In the wake of mass violence, a common pattern is emerging among tech-literate, socially connected Christians. Rather than hearing the facts from reputable news stations and turning to God, we turn first to social media. Why? Too often, we’re actually looking to revel in the partisan divide. Even without looking we know the various angles that will be played out (e.g., gun control, mental illness, the violence of Islam) and many want to jump into the fray to join their “team.” Many rush to the computer to vent their frustrations rather than turn to God and to each other to express our grief.
As Christians we are called to weep with those who weep (Rom. 12:15). Yet in times of tragedy we may be tempted instead to try to explain and justify rather than to simply be silent and grieve with those who are grieving.
The death of any human should lead to mourning, whether they were the victims or the perpetrators. Loving those who are different is not easy. It’s a sacrifice, but Jesus did it for us. When he came to rescue us, we were all lost in sin. We were “risky” for him, even to the point of crucifixion. Yet he entered into a world filled with filth, and willingly laid down his life in love. This is how we share Christ with those desperate for saving grace.
Christians should be the most realistic people on Earth. While we may support certain policies and solutions that we believe can foster peace, we must always be quick to admit that the root cause of violence and hate is sin. First and foremost an event like this is a heart-wrenching reminder of the devastatingly painful and absolutely brutal result of sin. The basic answer to the question as to why the trigger was pulled once, never mind 40 to 50 times, is a rebellion from and a hatred of God. At its most fundamental sense this tragedy is rooted in a rebellion from God. The fact that people had to die in this Orlando nightclub is a testimony to the vicious recourse of sin. The Scripture is clear that the wages of sin is death (Rom. 6:23). Death is the sword of sin; it cuts deep and far, and spares none.

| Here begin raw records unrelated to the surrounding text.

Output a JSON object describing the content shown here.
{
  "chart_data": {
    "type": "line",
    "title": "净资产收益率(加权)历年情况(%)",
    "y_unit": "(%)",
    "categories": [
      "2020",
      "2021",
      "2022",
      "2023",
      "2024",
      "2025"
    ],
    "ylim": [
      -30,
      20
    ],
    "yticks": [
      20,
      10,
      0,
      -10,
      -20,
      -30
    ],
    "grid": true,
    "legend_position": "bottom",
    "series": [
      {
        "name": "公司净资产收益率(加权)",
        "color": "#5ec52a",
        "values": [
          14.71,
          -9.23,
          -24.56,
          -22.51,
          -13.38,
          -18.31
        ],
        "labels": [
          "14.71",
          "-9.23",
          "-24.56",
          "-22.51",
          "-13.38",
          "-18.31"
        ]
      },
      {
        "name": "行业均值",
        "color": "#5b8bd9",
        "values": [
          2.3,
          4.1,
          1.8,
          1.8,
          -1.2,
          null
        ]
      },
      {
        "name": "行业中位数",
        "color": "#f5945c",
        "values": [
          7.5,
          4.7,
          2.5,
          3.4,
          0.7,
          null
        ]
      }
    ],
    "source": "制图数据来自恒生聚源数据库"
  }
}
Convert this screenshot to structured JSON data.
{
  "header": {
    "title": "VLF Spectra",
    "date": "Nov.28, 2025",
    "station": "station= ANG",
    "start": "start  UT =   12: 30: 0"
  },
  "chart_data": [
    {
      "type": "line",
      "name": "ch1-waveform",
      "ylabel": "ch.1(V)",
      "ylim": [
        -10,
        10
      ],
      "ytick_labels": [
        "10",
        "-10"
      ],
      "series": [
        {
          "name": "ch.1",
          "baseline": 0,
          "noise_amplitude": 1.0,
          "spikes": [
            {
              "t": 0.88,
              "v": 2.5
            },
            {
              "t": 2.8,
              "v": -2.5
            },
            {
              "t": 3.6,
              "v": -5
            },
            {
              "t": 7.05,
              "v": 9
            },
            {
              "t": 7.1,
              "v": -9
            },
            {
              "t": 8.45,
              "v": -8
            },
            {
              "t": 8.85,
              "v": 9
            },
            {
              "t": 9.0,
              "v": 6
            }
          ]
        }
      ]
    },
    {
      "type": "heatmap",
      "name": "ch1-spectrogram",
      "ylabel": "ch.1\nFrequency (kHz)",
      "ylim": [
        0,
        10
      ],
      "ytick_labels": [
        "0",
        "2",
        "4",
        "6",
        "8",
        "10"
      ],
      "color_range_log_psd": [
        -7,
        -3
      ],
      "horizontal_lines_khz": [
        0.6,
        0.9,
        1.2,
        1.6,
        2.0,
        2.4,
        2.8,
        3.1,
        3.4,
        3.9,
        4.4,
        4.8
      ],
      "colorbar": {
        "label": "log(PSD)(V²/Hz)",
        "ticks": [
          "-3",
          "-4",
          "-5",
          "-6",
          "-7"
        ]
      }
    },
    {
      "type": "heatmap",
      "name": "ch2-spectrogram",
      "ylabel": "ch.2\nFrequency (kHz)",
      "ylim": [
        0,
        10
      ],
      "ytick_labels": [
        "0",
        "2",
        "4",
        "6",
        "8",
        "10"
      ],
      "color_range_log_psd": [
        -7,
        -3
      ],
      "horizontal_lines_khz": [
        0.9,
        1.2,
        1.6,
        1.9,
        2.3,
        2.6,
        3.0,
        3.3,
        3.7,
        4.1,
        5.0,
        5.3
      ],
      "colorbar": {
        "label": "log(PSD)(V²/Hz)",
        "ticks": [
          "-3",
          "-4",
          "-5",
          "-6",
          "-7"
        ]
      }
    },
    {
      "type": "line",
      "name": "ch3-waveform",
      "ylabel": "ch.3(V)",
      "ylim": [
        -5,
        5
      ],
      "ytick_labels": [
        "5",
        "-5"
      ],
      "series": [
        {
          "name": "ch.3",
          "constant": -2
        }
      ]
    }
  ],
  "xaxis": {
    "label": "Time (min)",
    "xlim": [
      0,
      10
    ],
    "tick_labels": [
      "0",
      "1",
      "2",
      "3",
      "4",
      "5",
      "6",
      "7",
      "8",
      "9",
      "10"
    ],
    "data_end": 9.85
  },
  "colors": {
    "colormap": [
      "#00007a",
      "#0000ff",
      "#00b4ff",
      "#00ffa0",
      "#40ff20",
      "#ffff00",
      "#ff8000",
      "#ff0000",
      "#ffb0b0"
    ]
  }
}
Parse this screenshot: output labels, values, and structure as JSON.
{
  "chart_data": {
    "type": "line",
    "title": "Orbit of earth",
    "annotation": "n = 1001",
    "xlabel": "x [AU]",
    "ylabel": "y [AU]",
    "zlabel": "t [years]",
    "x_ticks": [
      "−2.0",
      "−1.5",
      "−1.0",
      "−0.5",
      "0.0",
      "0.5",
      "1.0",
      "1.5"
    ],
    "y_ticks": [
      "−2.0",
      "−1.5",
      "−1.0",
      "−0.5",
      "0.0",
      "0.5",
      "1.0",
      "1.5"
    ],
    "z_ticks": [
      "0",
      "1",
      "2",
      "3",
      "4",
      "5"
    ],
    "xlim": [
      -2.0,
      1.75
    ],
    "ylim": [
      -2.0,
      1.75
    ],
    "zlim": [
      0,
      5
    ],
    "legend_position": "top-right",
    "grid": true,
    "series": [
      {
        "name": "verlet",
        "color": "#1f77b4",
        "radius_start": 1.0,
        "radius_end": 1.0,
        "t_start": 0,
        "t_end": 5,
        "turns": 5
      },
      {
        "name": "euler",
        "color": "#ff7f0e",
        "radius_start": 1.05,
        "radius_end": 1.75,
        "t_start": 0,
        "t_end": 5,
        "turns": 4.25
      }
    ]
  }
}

People need to be reminded more often than they need to be instructed. We probably don’t need to be instructed about how to react. We know what to do. We’ve faced this situation before and will face it again all too soon. We just need to be reminded of our call to muster the courage and respond in a way that brings honor and glory to our Savior Jesus Christ.
(Jim Ricci was the Associative Pastor and Care and Counseling Pastor at Cranston Christian Fellowship in Rhode Island from 1989 to 2017. He is now the Executive Director at Aletheia Counseling Ministries in Warwick, RI.)